İbn Cerir ve Taberi'nin naklettikleri, Ebu Malik el-Eşari'nin rivayeti de bu hususu teyid etmektedir. Yine İbn Ebi Hatim'in, Ebu Said Hudri'den naklettikleri iki rivayete göre de Rasulullah "Duhan"ı kıyametin alametlerinden saymıştır. Rasulullah şöyle buyurmuştur: "Duman yayıldığı zaman mü'minlere adeta nezle gibi hafif bir şekilde tesir edecek, ancak kafirlerin içine dolarak, derilerinin her yerinden duman çıkacaktır."
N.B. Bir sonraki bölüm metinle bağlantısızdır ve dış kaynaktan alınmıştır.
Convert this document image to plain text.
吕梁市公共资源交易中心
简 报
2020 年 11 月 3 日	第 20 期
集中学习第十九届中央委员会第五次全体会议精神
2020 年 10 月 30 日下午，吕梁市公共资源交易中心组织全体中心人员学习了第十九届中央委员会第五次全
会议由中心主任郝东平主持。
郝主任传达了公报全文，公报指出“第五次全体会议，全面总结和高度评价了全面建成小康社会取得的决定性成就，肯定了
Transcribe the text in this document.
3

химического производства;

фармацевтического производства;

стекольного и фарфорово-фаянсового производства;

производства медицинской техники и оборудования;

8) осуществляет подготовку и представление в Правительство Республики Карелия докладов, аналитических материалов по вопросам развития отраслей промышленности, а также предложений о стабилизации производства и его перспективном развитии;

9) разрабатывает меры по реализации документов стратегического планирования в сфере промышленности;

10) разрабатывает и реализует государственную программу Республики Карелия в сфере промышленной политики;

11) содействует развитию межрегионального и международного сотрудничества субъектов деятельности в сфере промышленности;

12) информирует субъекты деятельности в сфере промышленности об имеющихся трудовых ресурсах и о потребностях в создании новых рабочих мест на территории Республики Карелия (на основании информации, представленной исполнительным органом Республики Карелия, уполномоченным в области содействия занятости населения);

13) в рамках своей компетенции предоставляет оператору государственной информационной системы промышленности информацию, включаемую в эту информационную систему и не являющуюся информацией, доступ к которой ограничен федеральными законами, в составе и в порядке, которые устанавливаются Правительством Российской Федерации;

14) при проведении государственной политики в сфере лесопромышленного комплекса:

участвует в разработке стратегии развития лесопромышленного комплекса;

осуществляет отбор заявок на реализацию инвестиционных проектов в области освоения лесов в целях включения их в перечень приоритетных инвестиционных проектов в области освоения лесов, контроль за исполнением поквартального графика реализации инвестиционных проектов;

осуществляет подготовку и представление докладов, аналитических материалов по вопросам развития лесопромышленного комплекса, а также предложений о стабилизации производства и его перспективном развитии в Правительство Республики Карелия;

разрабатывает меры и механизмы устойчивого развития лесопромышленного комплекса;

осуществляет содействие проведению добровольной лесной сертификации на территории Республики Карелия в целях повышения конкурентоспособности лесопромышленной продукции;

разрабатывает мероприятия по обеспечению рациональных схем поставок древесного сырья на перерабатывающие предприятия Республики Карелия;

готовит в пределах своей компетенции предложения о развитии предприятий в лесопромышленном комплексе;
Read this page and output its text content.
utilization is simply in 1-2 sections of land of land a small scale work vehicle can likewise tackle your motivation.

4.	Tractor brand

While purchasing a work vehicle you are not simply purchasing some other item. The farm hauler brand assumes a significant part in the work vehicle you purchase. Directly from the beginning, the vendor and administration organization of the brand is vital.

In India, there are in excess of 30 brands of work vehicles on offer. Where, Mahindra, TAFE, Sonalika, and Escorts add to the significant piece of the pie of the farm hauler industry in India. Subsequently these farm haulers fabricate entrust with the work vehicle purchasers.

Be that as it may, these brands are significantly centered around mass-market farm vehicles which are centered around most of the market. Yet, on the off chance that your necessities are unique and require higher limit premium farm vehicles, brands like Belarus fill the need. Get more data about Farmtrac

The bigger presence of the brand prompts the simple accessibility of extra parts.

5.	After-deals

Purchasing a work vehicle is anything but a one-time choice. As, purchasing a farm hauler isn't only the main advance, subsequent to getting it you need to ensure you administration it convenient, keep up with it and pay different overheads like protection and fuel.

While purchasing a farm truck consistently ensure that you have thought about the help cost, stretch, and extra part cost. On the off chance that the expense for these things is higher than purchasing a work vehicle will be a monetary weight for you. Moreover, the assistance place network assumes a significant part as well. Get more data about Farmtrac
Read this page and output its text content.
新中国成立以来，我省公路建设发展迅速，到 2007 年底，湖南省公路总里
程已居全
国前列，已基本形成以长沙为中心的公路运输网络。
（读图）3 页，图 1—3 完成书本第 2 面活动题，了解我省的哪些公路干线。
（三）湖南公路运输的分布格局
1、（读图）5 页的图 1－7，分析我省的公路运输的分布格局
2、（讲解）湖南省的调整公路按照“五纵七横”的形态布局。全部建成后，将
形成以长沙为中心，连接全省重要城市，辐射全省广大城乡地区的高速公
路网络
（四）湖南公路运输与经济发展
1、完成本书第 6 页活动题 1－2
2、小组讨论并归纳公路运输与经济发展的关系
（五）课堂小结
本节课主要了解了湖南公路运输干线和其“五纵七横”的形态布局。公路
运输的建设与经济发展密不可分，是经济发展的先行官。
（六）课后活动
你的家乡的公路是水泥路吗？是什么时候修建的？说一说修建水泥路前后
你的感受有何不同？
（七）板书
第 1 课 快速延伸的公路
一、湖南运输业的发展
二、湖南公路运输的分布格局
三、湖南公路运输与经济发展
Bu iki tefsir arasındaki fark üzerine dikkatlice düşünecek olursak, söz konusu ihtilafın giderilmesinin mümkün olduğu görülür. Rasulullah'ın duası üzerine Allah'ın Arabistan'a kıtlık göndermesi ve kafirlerin çok perişan olmaları üzerine, Rasulullah'ın Allah'a dua etmesi şeklindeki İbn Mes'ud'un tefsirine Kur'an'ın birçok yerinde işaret olunmaktadır.(İzah için bkz. En'am an: 29, A'raf an: 77, Yunus an: 14-15, Mu'minun an: 72) İlgili ayetlerden anlaşıldığına göre, "Azabı üzerimizden def edersen, doğru yola geliriz" şeklindeki sözleri üzerine, Allah'ın "Bunlar sapıklıktan vazgeçmezler, onlara apaçık bir Rasul gelmiş olmasına rağmen, onun davetine kulak asmamışlardır." diye buyurmuş olması ve yine kafirlerin "Bu, kendisine öğretilmiş ve yoldan çıkmış bir mecnundur" diye nitelemelerine karşılık, Allah'ın "Biz azabı kaldırsak bile, onlar yine de aynı sapıklıkta ısrar ederler" diye belirtmesi, olayın Rasulullah'ın zamanında geçtiğini doğrulamaktadır. Oysa, bu ifadeleri kıyametin yaklaştığı bir zamana ıtlak ederek anlamak çok uzak bir tevil olur. Dolayısıyla İbn Mes'ud'un bu konudaki yorumunun isabetli olduğu anlaşılıyor. Ancak bu rivayetin "duman" ile ilgili kısmı, yani, "Böyle bir halde karnı aç olanlar, gökyüzüne bakınca duman görürlerdi" ifadesi Kur'an'ın zahiri beyanına uymaz. Ayrıca hadislerdeki ifadeler de bunun aksini ispatlar. Örneğin, Kur'an'ın olayı ifade edişi şöyledir: "Göğün açık bir duman haline getirileceği günü gözetle." Sonraki ayetlere de dikkatle bakılacak olursa, şöyle denmek istendiği anlaşılır: "Ey kafirler! Siz Allah'ın elçisine inanmıyor ve kıtlıktan ders almıyor musunuz? O zaman bekleyin, kıyamet geldiğinde hak ve batılın ne olduğunu anlarsınız." Görüldüğü gibi bunun kıtlık zamanına değil, kıyametin alametlerinden birine işaret ettiği açıkça bellidir. Nitekim aynı husus hadislerle de teyid edilmektedir. Ne kadar gariptir ki İbn Mes'ud'un tefsirini kabul eden müfessirler, onun yorumuna tamamen katılmışlar, reddedenler ise yine tamamen karşı çıkmışlardır. Oysa ilgili ayetler ve hadisler üzerine dikkatlice düşündüğümüzde, yorumun hangi bölümünün doğru hangi bölümünün yanlış olduğunu açıkça anlarız.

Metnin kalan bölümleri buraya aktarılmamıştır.